No tan lejos de allí, enfilando calle Mármoles, es imposible desvincular la ermita de Zamarrilla de una figura conocida por su trabajo y por ser defensor a ultranza de su hermandad. José Jiménez Guerrero, uno de los mayores investigadores de nuestra Semana Santa, reconstructor de los difíciles años treinta del pasado siglo. Alejado de los focos mediáticos y siempre trabajando. En su defensa del Cristo de los Milagros, el Santo Suplicio y la Virgen de la Amargura no falta y les dedica su tiempo y buena parte de su vida. Es de las voces autorizadas para hablar y versar sobre la corporación sin más intención que dar a conocer sus sentimientos. De plasmar su verdad detrás de la seriedad de su semblante. Quien le escuche hablar podrá acabar enamorándose también de su Virgen.

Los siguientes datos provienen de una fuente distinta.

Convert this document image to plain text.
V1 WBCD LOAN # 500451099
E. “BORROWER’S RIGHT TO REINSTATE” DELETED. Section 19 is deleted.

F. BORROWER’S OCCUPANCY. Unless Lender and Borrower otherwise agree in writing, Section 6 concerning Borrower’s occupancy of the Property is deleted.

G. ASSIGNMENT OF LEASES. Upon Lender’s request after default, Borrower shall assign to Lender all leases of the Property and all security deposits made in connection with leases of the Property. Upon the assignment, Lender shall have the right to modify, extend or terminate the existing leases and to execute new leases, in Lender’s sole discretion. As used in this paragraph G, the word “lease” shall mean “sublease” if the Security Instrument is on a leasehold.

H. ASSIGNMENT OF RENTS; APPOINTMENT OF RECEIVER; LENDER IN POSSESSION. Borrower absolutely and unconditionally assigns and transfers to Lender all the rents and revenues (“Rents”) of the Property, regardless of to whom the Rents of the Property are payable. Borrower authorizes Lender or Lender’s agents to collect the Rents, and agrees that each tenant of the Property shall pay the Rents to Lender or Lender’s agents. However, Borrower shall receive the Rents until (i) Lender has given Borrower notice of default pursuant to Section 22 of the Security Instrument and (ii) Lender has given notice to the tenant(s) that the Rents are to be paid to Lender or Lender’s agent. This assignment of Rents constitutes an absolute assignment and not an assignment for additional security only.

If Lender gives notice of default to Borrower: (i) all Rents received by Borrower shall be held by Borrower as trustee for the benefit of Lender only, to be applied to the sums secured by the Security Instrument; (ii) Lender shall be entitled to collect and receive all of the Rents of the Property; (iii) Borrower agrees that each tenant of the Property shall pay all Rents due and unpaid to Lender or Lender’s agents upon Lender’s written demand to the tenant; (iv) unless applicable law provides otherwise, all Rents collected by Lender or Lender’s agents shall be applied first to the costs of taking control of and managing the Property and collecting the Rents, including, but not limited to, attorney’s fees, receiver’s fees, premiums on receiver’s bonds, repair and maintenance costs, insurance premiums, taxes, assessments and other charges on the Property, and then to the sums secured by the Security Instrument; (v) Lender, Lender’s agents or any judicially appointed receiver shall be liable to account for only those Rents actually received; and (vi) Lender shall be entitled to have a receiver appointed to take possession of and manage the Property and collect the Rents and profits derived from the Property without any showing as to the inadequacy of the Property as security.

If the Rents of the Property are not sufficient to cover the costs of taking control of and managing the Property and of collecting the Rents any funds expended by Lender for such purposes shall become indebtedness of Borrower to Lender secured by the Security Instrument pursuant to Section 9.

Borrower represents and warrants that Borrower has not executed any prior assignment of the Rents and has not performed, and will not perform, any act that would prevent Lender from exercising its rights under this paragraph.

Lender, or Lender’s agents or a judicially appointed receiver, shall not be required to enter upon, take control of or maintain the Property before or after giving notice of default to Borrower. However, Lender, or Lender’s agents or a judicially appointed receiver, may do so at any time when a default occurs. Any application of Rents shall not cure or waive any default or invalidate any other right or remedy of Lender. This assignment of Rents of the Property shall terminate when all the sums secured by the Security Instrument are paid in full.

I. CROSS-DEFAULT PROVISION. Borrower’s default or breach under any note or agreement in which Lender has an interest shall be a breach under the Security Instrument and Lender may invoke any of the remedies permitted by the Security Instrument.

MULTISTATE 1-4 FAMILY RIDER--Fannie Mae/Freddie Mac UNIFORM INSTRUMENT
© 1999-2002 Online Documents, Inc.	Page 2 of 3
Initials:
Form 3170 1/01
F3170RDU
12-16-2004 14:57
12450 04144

Unas calles más abajo, bordeando los restos de un Perchel que perdió su historia a base de golpes municipales, se alza la basílica de la Esperanza. Allí, también escondido a las luces de los focos, se guarda la historia de un padre y su hijo. El progenitor le escribía cuentos sobre la Semana Santa que tanto amaba, pese a la dificultad de poder estar tan cerca como al pequeño le gustaría. Bajar a Málaga era una posibilidad más de reencuentro con el Nazareno del Paso que tanta leyenda guardaba para Miguel.

En sus versos, en sus silencios, en la labor de albacería, siguió el legado de su padre Antonio y se puso a escribir. Bien temprano rescató en una novela la leyenda del Nazareno cuando nacía y moraba en Santo Domingo. Entre sus impulsos de inquietud ha batallado entre pregones, artículos en medios digitales, en las ondas radiofónicas y en debates televisivos. Pero, cuando llega el momento de meterse bajo el varal de su hermandad, se convierte en el anónimo bajo la faraona. Da su alma y su cuerpo a la causa de llevar a la Esperanza a su templo cuando la noche termina de morir.

Como ellos tres, cientos de personas anónimas, cofrades de base (sí, hay cofrades de las alturas) que hacen suyo el Jueves Santo. En la familia que supone Santa Cruz y la verdad que encierra el Crucificado de Vera+Cruz, aunque sea fuera de sus filas nazarenas. Desde la perfección de una Congregación de Mena alejada del fervor legionario o la última posición delante del Chiquito por el Perchel. Con el rezo delante de la Virgen de la Paz. De Zamarrilla, Viñeros o la Esperanza. Con todos ellos, a los que hoy toca homenajear, por hacer aún más grande el día del Amor Fraterno.